Surface modification of aqueous miscible organic layered double hydroxides (AMO-LDHs)

Abstract

Silane modification of layered double hydroxides (LDHs) plays an important role in controlling the surface hydrophobicity and improving the compatibility of LDHs dispersed in non-polar materials. However, the surface modification of conventional LDHs in hydrous conditions typically results in aggregated particle morphologies, low surface areas and accessible pore volumes. In this study, well dispersed and high surface area silane grafted AMO-Zn₂MgAl-CO₃ LDH were prepared using the silane coupling agents (triethoxyvinylsilane (TEVS), triethoxyoctylsilane (TEOS) and (3-glycidyloxypropyl)trimethoxysilane (TMGPS)) in anhydrous acetone. Solution ¹H NMR spectroscopy was initially used to study the rate and extent of silane reactivity with AMO-Zn₂MgAl-CO₃ LDH. Powder XRD, TEM, N₂ BET specific surface area and total pore volume measurements showed that the structure and morphology of silane-treated AMO-Zn₂MgAl-CO₃ LDHs remained largely unchanged.
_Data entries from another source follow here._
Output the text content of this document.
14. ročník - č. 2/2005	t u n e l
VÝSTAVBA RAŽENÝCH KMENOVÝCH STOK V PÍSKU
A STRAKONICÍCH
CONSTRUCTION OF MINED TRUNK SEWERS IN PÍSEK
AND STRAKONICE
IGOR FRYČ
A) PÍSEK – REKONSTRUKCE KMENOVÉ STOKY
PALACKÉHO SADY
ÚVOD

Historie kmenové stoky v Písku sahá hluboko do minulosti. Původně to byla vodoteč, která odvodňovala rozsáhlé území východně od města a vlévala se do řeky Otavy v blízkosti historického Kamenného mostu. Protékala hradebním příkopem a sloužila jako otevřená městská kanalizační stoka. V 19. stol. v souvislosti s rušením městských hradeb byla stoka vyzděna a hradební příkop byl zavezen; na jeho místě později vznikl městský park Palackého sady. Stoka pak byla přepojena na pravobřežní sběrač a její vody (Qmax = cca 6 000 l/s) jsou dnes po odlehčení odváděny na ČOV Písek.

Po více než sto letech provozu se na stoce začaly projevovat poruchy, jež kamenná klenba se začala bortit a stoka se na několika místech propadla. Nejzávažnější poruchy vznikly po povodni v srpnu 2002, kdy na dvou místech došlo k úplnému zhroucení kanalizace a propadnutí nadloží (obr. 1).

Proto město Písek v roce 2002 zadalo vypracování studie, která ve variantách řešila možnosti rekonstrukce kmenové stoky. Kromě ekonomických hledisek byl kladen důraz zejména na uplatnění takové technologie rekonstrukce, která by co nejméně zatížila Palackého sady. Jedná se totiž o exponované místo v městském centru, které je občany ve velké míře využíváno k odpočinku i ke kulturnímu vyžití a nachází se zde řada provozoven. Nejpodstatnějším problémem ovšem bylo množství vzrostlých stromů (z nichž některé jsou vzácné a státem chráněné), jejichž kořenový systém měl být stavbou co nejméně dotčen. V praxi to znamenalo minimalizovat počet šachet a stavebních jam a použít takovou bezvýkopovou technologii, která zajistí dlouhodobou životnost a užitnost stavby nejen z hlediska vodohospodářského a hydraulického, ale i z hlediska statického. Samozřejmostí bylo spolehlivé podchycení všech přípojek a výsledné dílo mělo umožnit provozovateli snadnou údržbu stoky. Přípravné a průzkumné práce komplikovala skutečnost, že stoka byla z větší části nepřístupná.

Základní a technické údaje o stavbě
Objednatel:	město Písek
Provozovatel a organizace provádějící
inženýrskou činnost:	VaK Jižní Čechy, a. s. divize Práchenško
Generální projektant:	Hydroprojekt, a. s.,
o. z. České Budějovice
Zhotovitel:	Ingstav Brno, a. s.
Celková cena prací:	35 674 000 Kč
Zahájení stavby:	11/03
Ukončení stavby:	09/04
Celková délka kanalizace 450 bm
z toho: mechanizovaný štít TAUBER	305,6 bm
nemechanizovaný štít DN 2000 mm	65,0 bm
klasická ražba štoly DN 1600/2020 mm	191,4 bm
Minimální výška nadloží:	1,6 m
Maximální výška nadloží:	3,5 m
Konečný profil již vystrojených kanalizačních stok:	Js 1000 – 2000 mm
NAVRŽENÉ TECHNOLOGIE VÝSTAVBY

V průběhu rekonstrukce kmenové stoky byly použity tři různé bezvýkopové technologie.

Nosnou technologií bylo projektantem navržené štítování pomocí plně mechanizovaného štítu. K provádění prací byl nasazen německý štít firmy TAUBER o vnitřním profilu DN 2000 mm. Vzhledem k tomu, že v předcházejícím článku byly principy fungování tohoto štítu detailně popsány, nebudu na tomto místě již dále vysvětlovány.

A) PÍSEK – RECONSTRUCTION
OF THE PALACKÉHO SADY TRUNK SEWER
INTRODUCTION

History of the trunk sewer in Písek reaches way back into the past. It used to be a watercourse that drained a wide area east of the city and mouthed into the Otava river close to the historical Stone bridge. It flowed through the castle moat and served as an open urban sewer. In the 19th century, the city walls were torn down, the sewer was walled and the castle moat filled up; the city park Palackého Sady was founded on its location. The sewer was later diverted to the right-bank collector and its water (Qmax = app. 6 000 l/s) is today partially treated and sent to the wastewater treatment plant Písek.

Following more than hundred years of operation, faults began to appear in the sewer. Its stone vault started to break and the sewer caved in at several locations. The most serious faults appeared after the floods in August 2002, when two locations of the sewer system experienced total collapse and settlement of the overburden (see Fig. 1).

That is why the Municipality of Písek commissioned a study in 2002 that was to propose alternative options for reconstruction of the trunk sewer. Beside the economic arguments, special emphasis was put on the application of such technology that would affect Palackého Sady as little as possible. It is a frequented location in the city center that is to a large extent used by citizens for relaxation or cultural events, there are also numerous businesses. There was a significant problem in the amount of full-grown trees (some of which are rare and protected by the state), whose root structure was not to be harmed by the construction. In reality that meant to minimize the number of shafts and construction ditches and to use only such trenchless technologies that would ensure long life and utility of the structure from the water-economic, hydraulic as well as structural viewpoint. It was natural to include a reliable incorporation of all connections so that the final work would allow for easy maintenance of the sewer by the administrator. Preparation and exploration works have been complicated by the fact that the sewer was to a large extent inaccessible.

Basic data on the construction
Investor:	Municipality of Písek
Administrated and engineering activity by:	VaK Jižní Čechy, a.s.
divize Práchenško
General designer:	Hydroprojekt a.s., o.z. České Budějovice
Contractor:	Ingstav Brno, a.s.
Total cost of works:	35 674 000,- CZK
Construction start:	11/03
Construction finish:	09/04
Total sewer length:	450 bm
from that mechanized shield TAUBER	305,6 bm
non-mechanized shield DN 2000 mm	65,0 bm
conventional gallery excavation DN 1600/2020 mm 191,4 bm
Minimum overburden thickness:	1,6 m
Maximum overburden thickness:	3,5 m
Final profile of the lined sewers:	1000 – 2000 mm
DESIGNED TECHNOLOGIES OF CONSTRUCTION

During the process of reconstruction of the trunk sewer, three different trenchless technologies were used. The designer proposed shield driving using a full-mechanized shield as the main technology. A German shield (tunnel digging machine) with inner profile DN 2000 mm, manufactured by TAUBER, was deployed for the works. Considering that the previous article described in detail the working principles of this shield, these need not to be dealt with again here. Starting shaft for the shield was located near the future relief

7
Solid state ¹³C CP-MAS, ²⁷Al DP-MAS and ²⁹Si CP-MAS NMR spectroscopy indicates that the silanes have been successfully grafted onto the surface of the LDH. In addition to maintaining their structure, morphology, high surface area and total pore volume, these surface-functionalised LDHs are now more hydrophobic, displaying a saturation water vapour uptake (<4 wt%) that is ca. 60% lower than the untreated AMO-LDH.